Foram trabalhadas casas com cerca de sete metros de altura no centro e, assim, conseguimos uma temperatura em que a abelha se adapta, consegue achar a fonte de recurso e voltar para o ninho.

Trabalho descobriu preferências de cada espécie de abelha para determinadas culturas.
Trabalho descobriu preferências de cada espécie de abelha para determinadas culturas. Foto: Lucas Borges/Embrapa

Ambiente ideal para sobrevivência das abelhas

Com alimentação, temperatura e luminosidade ao gosto das abelhas, os pesquisadores encontraram evidências sobre as preferências de cada espécie por cultura. Para polinizar cem pés de tomate italiano, por exemplo, é necessária uma caixa da abelha-sem-ferrão mandaçaia. Entre o tomate italiano e o cereja, as mandaçaias preferiram o primeiro.
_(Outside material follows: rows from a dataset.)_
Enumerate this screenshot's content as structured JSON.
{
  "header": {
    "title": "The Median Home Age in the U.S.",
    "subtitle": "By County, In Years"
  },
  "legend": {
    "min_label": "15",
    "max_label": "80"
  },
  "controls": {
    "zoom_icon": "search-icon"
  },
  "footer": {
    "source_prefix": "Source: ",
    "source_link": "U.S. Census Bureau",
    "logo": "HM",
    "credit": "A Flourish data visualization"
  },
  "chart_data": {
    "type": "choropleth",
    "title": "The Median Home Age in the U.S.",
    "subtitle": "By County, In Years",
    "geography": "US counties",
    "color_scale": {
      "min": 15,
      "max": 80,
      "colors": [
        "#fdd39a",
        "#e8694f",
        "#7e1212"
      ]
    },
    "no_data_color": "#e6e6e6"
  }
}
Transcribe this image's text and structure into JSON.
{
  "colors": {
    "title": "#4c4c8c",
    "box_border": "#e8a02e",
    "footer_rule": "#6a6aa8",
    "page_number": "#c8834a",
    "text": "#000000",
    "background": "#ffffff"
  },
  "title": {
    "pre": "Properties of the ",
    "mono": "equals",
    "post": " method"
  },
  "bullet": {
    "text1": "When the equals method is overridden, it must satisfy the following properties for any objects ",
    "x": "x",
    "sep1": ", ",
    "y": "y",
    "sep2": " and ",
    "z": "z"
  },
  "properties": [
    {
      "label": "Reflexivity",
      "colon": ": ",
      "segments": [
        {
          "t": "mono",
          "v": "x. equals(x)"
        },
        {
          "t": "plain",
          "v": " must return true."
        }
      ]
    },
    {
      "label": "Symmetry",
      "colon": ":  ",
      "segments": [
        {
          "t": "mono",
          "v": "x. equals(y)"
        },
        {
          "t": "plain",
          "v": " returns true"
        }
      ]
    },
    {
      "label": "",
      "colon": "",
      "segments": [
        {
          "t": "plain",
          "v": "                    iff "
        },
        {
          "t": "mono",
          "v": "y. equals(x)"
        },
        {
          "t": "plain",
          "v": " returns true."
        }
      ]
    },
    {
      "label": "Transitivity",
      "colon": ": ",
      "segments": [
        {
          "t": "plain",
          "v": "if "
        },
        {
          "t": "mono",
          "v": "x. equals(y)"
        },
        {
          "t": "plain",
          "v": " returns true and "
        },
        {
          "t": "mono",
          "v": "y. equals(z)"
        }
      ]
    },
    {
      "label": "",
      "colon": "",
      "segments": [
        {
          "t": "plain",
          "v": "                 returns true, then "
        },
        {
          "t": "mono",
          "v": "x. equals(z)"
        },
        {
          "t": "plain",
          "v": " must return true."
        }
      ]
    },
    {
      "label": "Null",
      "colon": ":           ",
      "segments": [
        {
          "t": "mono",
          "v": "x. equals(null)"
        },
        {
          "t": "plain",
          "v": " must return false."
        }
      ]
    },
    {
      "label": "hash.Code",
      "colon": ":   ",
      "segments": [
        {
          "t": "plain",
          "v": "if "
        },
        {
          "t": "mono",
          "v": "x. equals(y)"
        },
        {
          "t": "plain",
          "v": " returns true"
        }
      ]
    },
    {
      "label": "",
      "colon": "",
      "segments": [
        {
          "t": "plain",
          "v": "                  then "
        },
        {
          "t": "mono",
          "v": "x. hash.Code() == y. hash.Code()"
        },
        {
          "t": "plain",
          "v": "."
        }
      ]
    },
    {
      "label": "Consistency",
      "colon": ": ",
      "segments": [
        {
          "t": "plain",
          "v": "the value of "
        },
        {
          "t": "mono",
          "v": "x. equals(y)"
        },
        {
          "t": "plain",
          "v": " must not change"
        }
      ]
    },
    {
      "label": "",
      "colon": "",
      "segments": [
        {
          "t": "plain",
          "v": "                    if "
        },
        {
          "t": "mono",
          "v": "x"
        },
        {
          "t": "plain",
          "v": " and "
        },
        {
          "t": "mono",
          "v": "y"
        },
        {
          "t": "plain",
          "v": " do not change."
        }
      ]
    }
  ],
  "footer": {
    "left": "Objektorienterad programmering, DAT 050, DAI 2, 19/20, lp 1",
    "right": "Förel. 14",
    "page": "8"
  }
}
Nos bioensaios em arenas, os resultados mostraram que a espécie mandaçaia obteve uma melhor adaptação e maior busca por recursos a uma temperatura amena de cerca de 23 ºC.

A resposta da abelha moça branca foi positiva quando em situação de maior luminosidade, tendo mais atividade, a uma temperatura média de 29 ºC. A redução da luz UV pode influenciar na atividade de alimentação.

Já as abelhas mandaguari não se acostumaram ao ambiente oferecido nas arenas de bioensaio: a espécie não fez visitas às fontes de recursos e, em alguns dias, a pesquisadora observou que a entrada do ninho foi totalmente fechada. Isso significa um comportamento típico de estresse dessas abelhas.

Aumento de produtividade de tomateiros

Após os resultados dos experimentos, o empresário Joe Valle, proprietário da Fazenda Malunga, decidiu adotar o uso das abelhas-sem-ferrão na polinização dos tomateiros orgânicos cultivados em estufas. As abelhas podem evitar, inclusive, o alastramento de fungos nas folhas das plantas.
O tomateiro, Lycopersicon esculentum Mill (Solanaceae) é uma espécie polinizada a partir da vibração das suas flores. Por isso, Valle utiliza soprador, técnica para fazer as flores dos tomateiros vibrarem. A técnica, por outro lado, ajuda a espalhar fungos pelos pés de tomates.

A abelha mandaçaia, contudo, da mesma forma que o soprador, fazem as flores dos tomateiros vibrarem enquanto coletam o pólen; todavia, ao contrário da máquina, não espalham os fungos. Esse foi um dos motivos de o empresário resolver adotar a partir de agora as abelhas em cultivos de tomateiros orgânicos.

Os resultados da polinização assistida pela abelha mandaçaia, em tomateiros das variedades italiano e cereja, mostraram que, na qualidade dos frutos avaliados, houve um incremento de produção nos grupos em que foram usadas as mandaçaias. A polinização das abelhas resultou em um aumento de 20% na produtividade no tomate italiano.

O empresário enfatiza que o uso das abelhas-sem-ferrão em casas de vegetação, além de ajudar na produção e produtividade, possibilita um mercado aos meliponicultores, onde poderão ter seus negócios alugando as abelhas.